Au terme du workshop, tous les regards se tournent désormais vers le Conseil européen de la recherche (ERC), présent en qualité d’observateur à Heidelberg mais non signataire, même si ses représentantes assurent que les réflexions ont cours en interne. « Le jour où l’ERC s’alignera sur les agences de recherche nationales marquera une avancée majeure dans la recherche durable », clame Gisou van der Goot.
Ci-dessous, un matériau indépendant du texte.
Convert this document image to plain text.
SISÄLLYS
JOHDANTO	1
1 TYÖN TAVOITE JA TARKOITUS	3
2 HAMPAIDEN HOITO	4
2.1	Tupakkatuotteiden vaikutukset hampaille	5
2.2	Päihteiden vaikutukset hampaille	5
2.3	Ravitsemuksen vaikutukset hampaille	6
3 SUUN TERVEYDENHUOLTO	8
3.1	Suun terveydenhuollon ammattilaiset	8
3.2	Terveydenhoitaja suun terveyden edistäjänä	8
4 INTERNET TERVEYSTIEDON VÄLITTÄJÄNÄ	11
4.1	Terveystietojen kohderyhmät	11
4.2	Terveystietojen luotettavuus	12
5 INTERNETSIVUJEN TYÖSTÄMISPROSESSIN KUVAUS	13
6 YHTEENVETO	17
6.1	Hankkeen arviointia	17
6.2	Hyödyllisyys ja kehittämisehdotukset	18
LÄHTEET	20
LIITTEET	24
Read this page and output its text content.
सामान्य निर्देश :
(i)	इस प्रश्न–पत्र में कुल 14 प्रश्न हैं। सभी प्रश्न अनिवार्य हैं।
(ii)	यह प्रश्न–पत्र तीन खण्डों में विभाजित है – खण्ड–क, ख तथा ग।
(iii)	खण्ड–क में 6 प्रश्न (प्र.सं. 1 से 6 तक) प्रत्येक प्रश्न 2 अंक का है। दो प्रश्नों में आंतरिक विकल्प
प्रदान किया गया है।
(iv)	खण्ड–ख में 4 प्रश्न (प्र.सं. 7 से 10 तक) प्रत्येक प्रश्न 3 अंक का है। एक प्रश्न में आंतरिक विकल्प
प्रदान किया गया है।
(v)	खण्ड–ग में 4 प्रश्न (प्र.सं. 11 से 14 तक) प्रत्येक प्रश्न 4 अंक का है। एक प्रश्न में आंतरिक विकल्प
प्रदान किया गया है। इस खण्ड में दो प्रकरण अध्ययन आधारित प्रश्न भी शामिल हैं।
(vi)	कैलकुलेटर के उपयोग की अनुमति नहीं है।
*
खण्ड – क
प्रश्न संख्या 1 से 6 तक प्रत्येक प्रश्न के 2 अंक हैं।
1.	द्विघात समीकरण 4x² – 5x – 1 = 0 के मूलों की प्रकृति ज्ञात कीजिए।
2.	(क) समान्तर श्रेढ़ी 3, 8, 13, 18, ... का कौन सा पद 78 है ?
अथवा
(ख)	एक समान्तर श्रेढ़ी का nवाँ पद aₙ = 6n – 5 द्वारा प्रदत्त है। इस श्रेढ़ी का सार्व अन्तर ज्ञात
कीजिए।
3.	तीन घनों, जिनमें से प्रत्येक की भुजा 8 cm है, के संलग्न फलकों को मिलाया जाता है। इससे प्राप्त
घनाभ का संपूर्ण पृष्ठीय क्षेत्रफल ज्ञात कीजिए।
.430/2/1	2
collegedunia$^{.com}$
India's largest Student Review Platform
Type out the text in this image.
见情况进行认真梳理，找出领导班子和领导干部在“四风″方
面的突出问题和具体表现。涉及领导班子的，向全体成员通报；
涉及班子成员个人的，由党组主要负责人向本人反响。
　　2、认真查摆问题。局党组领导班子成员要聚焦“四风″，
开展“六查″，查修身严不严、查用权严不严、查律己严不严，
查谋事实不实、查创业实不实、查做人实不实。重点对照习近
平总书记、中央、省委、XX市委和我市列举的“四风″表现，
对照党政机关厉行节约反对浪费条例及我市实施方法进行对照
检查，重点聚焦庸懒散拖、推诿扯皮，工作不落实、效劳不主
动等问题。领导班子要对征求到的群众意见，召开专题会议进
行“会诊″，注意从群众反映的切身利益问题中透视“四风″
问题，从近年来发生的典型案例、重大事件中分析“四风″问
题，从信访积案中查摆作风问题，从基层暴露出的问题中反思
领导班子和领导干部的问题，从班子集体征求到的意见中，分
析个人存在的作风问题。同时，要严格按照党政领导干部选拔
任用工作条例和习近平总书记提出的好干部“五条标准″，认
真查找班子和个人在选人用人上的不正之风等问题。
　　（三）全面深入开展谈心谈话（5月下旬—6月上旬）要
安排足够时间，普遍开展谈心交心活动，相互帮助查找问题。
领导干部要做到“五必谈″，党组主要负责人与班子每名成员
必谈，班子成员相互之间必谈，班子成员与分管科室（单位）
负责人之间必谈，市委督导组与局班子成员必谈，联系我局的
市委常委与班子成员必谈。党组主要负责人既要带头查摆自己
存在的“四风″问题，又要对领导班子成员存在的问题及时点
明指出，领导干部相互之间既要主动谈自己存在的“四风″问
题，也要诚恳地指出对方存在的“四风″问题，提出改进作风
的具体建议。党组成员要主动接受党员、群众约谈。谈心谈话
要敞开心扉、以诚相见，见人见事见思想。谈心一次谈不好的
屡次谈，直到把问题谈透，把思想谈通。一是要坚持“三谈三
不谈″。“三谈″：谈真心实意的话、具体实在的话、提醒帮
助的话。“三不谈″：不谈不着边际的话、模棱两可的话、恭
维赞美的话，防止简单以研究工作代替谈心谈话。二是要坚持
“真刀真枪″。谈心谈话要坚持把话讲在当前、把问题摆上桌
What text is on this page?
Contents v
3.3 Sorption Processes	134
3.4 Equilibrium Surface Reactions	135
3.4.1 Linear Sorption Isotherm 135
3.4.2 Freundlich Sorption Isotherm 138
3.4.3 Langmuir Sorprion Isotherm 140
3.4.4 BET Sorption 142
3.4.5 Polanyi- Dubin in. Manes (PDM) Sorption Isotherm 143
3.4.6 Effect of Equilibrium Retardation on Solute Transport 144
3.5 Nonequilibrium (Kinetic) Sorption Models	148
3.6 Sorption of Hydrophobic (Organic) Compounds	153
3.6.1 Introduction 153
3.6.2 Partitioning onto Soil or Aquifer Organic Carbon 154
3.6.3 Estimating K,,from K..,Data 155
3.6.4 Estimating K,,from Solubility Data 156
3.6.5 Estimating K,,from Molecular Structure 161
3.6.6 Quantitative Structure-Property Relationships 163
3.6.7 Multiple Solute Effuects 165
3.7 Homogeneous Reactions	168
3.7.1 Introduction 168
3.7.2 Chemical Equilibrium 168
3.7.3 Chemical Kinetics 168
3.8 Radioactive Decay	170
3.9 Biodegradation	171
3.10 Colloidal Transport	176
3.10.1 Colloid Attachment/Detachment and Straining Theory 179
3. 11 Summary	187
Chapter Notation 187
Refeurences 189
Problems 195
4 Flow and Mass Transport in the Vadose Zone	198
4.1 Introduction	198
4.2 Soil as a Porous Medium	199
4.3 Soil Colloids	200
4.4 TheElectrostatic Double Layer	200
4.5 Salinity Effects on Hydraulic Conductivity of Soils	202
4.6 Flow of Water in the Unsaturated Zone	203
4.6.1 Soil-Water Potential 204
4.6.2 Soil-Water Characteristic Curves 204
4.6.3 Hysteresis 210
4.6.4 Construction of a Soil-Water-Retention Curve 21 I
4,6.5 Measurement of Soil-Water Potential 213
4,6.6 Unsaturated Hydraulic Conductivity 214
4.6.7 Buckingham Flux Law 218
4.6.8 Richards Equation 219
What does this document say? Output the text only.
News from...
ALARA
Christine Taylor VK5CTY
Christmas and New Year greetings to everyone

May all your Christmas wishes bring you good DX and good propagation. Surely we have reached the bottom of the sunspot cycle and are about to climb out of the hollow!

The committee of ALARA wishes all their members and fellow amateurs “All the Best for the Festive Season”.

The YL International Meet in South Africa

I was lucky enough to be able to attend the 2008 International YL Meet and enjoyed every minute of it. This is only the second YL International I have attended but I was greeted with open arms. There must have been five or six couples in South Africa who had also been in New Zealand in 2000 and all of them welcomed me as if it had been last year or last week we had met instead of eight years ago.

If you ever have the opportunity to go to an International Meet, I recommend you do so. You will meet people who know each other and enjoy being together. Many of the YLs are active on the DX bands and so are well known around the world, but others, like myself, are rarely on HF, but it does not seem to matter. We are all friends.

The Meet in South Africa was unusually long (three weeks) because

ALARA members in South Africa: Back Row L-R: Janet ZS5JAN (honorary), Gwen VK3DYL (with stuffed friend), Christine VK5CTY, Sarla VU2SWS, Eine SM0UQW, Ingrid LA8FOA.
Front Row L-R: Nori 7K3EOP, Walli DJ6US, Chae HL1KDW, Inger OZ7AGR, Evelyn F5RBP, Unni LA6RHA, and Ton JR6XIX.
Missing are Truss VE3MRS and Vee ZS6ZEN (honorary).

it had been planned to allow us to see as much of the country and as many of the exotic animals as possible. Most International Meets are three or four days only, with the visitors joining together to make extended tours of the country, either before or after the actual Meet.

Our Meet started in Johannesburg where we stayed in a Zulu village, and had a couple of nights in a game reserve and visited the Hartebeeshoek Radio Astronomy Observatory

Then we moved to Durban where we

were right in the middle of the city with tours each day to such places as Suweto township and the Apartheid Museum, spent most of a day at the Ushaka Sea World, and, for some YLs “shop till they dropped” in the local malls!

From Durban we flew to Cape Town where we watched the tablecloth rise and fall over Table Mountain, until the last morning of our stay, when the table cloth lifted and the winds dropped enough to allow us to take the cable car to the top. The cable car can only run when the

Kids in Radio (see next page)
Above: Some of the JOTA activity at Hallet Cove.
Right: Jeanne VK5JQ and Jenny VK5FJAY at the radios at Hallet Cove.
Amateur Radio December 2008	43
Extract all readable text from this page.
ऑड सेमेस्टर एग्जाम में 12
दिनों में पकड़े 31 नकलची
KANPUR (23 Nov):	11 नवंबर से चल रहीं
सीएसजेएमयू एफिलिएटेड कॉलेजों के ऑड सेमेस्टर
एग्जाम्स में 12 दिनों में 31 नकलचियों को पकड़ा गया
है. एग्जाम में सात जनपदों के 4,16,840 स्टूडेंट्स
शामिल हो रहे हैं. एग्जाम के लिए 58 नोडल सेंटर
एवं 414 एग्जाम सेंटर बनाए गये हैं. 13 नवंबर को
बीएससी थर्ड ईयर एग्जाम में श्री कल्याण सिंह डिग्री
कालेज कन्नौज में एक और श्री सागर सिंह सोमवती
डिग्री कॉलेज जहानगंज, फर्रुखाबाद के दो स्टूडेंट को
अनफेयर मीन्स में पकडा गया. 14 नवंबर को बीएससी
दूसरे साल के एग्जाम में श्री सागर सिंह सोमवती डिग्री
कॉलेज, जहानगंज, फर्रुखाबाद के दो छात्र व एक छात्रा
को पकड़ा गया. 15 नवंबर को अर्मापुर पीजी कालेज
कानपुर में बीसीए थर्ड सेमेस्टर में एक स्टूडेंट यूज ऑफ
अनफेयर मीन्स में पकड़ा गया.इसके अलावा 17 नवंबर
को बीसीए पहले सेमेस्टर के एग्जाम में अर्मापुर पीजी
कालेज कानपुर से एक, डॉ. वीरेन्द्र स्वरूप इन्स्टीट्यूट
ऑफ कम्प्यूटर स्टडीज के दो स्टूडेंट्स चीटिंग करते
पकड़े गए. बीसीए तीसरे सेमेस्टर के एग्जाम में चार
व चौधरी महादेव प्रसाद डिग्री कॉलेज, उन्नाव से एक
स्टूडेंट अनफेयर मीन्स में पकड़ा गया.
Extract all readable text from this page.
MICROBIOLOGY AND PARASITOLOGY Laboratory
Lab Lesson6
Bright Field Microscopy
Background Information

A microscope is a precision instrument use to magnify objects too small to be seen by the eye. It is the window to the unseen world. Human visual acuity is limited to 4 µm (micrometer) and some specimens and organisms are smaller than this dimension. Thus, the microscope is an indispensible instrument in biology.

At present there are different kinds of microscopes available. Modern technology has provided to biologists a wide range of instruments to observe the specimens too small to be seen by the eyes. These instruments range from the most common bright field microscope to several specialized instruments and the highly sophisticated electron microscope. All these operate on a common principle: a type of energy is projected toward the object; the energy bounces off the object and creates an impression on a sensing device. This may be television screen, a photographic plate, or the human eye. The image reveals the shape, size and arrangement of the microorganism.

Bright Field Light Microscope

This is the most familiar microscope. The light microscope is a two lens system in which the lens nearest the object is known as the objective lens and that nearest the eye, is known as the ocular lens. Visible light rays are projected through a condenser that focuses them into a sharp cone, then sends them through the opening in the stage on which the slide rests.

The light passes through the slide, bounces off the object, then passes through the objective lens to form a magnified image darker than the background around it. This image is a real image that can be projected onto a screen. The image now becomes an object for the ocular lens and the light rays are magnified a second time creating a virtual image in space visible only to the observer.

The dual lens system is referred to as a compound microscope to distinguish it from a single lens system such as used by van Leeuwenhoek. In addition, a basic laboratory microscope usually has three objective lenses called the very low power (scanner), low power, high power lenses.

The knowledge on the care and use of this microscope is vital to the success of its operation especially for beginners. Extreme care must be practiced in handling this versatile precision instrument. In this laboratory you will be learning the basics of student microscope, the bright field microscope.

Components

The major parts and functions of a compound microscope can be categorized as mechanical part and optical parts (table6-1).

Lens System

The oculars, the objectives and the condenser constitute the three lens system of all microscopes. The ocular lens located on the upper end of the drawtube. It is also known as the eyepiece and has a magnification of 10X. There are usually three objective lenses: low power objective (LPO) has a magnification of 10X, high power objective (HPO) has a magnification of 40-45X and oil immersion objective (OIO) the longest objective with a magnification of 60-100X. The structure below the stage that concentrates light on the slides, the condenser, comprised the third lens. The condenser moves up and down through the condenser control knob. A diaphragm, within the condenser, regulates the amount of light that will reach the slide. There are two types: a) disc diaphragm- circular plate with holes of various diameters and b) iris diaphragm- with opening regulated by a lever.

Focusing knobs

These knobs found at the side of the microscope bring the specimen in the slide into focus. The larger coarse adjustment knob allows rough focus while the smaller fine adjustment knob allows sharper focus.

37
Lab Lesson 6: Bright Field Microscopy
Une manière de répondre à la recommandation de Stéphane Guillot : « Si l’Europe veut continuer à jouer un rôle de premier plan au niveau mondial sur les innovations, par exemple dans le domaine des énergies renouvelables, des batteries, de la préservation des ressources en eau, des bâtiments innovants ou encore de la gestion des risques climatiques, alors il faut joindre nos efforts de recherche car les investissements sont colossaux ».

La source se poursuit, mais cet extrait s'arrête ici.